The CA denied Ortigas’ motion for reconsideration on June 27, 1997, prompting it to file the present petition for review.

The Issue Presented

The sole issue in this case is whether or not the CA erred in affirming the lower court’s ruling that jurisdiction over the City’s action lies with the RTC, not with the HLURB.

The Court’s Ruling

Ortigas maintains that the HLURB has jurisdiction over the complaint since a land developer's failure to comply with its statutory obligation to provide open spaces constitutes unsound real estate business practice that Presidential Decree (P.D.) 1344 prohibits.  Executive Order 648 empowers the HLURB to hear and decide claims of unsound real estate business practices against land developers.

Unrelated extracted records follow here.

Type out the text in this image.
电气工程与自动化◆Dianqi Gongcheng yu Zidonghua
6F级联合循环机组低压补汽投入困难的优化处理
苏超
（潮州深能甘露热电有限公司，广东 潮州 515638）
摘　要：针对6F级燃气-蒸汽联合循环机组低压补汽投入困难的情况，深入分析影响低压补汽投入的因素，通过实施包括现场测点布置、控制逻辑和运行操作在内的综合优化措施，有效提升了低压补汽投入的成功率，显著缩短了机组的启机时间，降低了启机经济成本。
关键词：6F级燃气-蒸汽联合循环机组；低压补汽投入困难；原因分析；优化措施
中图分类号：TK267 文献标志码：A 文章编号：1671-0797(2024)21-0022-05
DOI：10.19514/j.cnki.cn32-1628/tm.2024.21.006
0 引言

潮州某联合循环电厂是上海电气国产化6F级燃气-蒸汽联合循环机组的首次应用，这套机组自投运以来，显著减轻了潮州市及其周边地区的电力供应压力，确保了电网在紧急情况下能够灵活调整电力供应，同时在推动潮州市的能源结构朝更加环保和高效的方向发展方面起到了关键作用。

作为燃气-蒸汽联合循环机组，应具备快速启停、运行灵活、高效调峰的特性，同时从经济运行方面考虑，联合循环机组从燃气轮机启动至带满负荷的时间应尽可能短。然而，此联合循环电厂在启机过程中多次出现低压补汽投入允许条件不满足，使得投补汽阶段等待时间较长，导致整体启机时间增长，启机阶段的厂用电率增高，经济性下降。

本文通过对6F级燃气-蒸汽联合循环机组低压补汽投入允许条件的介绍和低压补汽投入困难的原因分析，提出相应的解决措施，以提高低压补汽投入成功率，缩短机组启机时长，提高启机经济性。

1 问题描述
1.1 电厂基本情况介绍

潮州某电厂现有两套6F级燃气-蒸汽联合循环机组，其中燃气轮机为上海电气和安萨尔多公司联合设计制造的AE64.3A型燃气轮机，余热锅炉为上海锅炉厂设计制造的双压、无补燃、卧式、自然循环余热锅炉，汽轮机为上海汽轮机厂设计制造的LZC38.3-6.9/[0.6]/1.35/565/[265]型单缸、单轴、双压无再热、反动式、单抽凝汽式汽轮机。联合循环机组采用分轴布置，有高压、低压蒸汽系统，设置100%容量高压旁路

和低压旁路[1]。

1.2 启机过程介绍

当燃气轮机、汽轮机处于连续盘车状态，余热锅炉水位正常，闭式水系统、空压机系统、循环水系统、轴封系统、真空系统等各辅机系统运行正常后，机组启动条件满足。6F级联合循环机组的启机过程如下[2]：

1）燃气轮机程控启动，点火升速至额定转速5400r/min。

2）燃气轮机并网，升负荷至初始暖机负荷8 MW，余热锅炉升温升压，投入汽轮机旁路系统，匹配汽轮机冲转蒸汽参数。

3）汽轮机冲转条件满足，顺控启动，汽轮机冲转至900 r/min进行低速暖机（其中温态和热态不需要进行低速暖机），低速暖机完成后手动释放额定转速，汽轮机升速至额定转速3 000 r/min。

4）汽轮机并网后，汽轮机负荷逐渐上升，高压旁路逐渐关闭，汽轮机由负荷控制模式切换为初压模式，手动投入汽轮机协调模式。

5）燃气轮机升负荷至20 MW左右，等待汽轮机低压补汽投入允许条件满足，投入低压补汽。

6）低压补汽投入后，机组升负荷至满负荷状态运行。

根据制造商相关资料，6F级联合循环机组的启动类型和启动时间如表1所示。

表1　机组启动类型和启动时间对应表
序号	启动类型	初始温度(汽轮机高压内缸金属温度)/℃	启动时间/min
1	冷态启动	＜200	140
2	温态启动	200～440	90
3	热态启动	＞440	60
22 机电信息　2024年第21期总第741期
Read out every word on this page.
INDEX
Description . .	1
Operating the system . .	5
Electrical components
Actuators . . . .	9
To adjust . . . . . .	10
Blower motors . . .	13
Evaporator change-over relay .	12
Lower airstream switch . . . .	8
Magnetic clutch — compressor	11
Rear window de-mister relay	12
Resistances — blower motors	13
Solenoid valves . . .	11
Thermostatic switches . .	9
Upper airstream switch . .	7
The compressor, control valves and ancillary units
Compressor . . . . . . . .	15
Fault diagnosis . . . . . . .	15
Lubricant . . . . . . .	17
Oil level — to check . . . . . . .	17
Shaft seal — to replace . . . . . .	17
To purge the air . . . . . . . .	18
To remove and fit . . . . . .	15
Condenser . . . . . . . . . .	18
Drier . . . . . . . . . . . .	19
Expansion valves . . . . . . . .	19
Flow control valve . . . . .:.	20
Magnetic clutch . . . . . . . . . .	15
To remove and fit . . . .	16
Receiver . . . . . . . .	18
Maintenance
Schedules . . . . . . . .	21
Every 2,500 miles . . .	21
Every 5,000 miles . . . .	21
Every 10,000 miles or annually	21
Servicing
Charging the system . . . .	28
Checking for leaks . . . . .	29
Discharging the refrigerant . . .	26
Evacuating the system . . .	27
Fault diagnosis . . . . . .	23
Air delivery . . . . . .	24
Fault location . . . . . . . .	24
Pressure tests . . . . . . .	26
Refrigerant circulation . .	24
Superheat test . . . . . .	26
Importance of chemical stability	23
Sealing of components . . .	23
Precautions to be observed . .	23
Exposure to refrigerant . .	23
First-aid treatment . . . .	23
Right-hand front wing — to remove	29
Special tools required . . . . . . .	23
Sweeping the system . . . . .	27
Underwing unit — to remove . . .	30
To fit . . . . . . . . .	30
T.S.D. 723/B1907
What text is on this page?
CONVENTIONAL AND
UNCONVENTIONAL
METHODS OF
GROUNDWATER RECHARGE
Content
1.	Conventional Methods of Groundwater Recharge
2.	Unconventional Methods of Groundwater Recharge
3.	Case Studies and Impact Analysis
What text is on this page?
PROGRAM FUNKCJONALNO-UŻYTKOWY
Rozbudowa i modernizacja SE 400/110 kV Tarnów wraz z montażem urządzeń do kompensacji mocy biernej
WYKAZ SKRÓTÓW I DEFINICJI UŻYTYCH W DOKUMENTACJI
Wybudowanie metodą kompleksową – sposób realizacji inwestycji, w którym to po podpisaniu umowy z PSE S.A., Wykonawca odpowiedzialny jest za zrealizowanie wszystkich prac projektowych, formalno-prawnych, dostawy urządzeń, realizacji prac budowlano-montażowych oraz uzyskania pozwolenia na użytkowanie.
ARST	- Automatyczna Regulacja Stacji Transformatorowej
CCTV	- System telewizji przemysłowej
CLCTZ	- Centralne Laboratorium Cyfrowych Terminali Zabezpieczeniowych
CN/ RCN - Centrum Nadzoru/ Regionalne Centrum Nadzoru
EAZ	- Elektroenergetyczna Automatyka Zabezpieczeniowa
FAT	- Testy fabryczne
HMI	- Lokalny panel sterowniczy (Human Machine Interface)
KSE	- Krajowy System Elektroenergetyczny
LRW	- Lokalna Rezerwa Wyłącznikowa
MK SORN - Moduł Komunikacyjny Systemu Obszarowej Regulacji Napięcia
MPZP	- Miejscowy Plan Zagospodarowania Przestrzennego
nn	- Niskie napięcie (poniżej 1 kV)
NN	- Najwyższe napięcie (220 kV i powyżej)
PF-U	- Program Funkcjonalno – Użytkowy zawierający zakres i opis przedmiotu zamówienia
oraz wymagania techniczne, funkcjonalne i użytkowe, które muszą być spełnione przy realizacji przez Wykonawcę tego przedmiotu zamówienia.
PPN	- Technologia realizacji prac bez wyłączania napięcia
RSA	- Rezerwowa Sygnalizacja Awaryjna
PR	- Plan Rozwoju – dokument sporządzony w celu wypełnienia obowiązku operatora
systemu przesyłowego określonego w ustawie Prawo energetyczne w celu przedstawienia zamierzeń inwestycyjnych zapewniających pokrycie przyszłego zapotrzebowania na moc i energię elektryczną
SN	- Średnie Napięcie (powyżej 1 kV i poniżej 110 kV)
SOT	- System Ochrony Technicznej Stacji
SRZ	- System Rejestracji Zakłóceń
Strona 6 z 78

Ultimately, whether or not the HLURB has the authority to hear and decide a case is determined by the nature of the cause of action, the subject matter or property involved, and the parties.[5]  Section 1 of P.D. 1344[6] vests in the HLURB the exclusive jurisdiction to hear and decide the following cases:

(a) unsound real estate business practices;

(b) claims involving refund and any other claims filed by subdivision lot or condominium unit buyer against the project owner, developer, dealer, broker, or salesman; and

(c)  cases involving specific performance of contractual and statutory obligations filed by buyers of subdivision lots or condominium units against the owner, developer, dealer, broker or salesman.

Unlike paragraphs (b) and (c) above, paragraph (a) does not state which party can file a claim against an unsound real estate business practice.  But, in the context of the evident objective of Section 1, it is implicit that the “unsound real estate business practice” would, like the offended party in paragraphs (b) and (c), be the buyers of lands involved in development. The policy of the law is to curb unscrupulous practices in real estate trade and business that prejudice buyers.

This position is supported by the Court’s statement in Delos Santos v. Sarmiento[7] that not every case involving buyers and sellers of subdivision lots or condominium units can be filed with the HLURB.  Its jurisdiction is limited to those cases filed by the buyer or owner of a subdivision lot or condominium unit and based on any of the causes of action enumerated in Section 1 of P.D. 1344.

Obviously, the City had not bought a lot in the subject area from Ortigas which would give it a right to seek HLURB intervention in enforcing a local ordinance that regulates the use of private land within its jurisdiction in the interest of the general welfare.  It has the right to bring such kind of action but only before a court of general jurisdiction such as the RTC.

WHEREFORE, the Court DISMISSES the petition, AFFIRMS the Court of Appeals Decision in CA-G.R. SP 42270 dated February 18, 1997, and ORDERS the Regional Trial Court of Pasig City, Branch 166, to hear and decide the case before it with deliberate dispatch.


Peralta, (Acting Chairperson),* Bersamin,** Villarama, Jr.,*** and Perlas-Bernabe, JJ., concur.

* Per Special Order 1228 dated June 6, 2012.

** Designated Acting Member in lieu of Associate Justice Jose Catral Mendoza, per Special Order 1241 dated June 14, 2012.

*** Designated Acting Member in lieu of Associate Justice Presbitero J. Velasco, Jr., per Special Order 1229 dated June 6, 2012.

[1]  Rollo, pp. 75-77.

[2]  Penned by Justice Antonio M. Martinez (who later on became a Member of the Court from 1997-1999), with the concurrence of Justices Eduardo G. Montenegro and Celia Lipana-Reyes, id. at 50-55.

[3]  Id. at 53.

[4]  Sec. 19. Jurisdiction in Civil Cases. – Regional Trial Courts shall exercise exclusive original jurisdiction:

x x x x

(6)   In all cases not within the exclusive jurisdiction of any court, tribunal, person or body exercising judicial or quasi-judicial functions; x x x.

[5] Peralta v. De Leon, G.R. No. 187978, November 24, 2010, 636 SCRA 232, 243.

[6] “Empowering the National Housing Authority to Issue Writ of Execution in the Enforcement of its Decision under Presidential Decree No. 957.”

[7]  G.R. No. 154877, March 27, 2007, 519 SCRA 62, 75.